Au titre de l’adaptation et du maintien de l’employabilité, la Cour rappelle la logique du code du travail et l’économie des entretiens professionnels. Elle résume la charge qui pèse sur l’employeur, en retenant que « En application de ces textes, il appartient à l’employeur de démontrer qu’il a assuré l’adaptation du salarié à son poste de travail et qu’il a veillé au maintien de sa capacité à occuper un emploi, au regard notamment de l’évolution des emplois, des technologies et des organisations. Il ne peut s’exonérer de ces obligations au motif que le salarié n’a effectué aucune demande de formation. »

L’examen des pièces produit un faisceau d’actions ciblées et d’entretiens, dont un état des lieux sexennal, régulièrement consigné. La Cour souligne l’absence de critique opératoire sur l’adéquation des formations suivies, mentionnant que « La cour relève que le salarié ne précise pas en quoi ces formations auraient été insuffisantes pour maintenir ses compétences à exercer son emploi. » Elle en conclut logiquement que « Sa demande indemnitaire n’est pas fondée et le jugement déféré qui l’a rejetée sera confirmé. »

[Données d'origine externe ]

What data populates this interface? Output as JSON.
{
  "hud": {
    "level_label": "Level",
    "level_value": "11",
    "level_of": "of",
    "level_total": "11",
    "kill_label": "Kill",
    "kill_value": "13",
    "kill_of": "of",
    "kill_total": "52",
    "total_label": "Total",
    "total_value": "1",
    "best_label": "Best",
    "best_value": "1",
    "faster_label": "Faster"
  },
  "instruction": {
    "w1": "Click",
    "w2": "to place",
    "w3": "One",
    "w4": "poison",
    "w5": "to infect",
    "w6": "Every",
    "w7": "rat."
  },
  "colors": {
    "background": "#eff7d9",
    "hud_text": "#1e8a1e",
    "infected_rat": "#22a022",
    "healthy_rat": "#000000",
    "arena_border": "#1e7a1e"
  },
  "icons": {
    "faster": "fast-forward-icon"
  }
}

La méthode employée demeure constante: contrôle du respect des obligations légales et conventionnelles, appréciation concrète de l’effort de formation et exigence d’un préjudice caractérisé. Elle consacre une approche de compliance raisonnable, en refusant de convertir des revendications générales en responsabilité sans preuve d’une carence précise ni d’un manque d’adaptation avéré.

L’arrêt présente ainsi un double enseignement. Sur le terrain collectif, il consolide l’exigence d’un échange réel avec les représentants, sans ériger en faute l’entame des travaux après l’entrée en vigueur de la convention. Sur le terrain individuel, il affirme la force de la volonté employeur lorsqu’elle confère une qualification sur les bulletins, tout en bornant ses effets dans le temps et en maintenant une rigueur probatoire sur la période antérieure. L’accessoire indemnitaire est traité avec sobriété, la Cour accordant les frais irrépétibles et confirmant le rejet des autres demandes.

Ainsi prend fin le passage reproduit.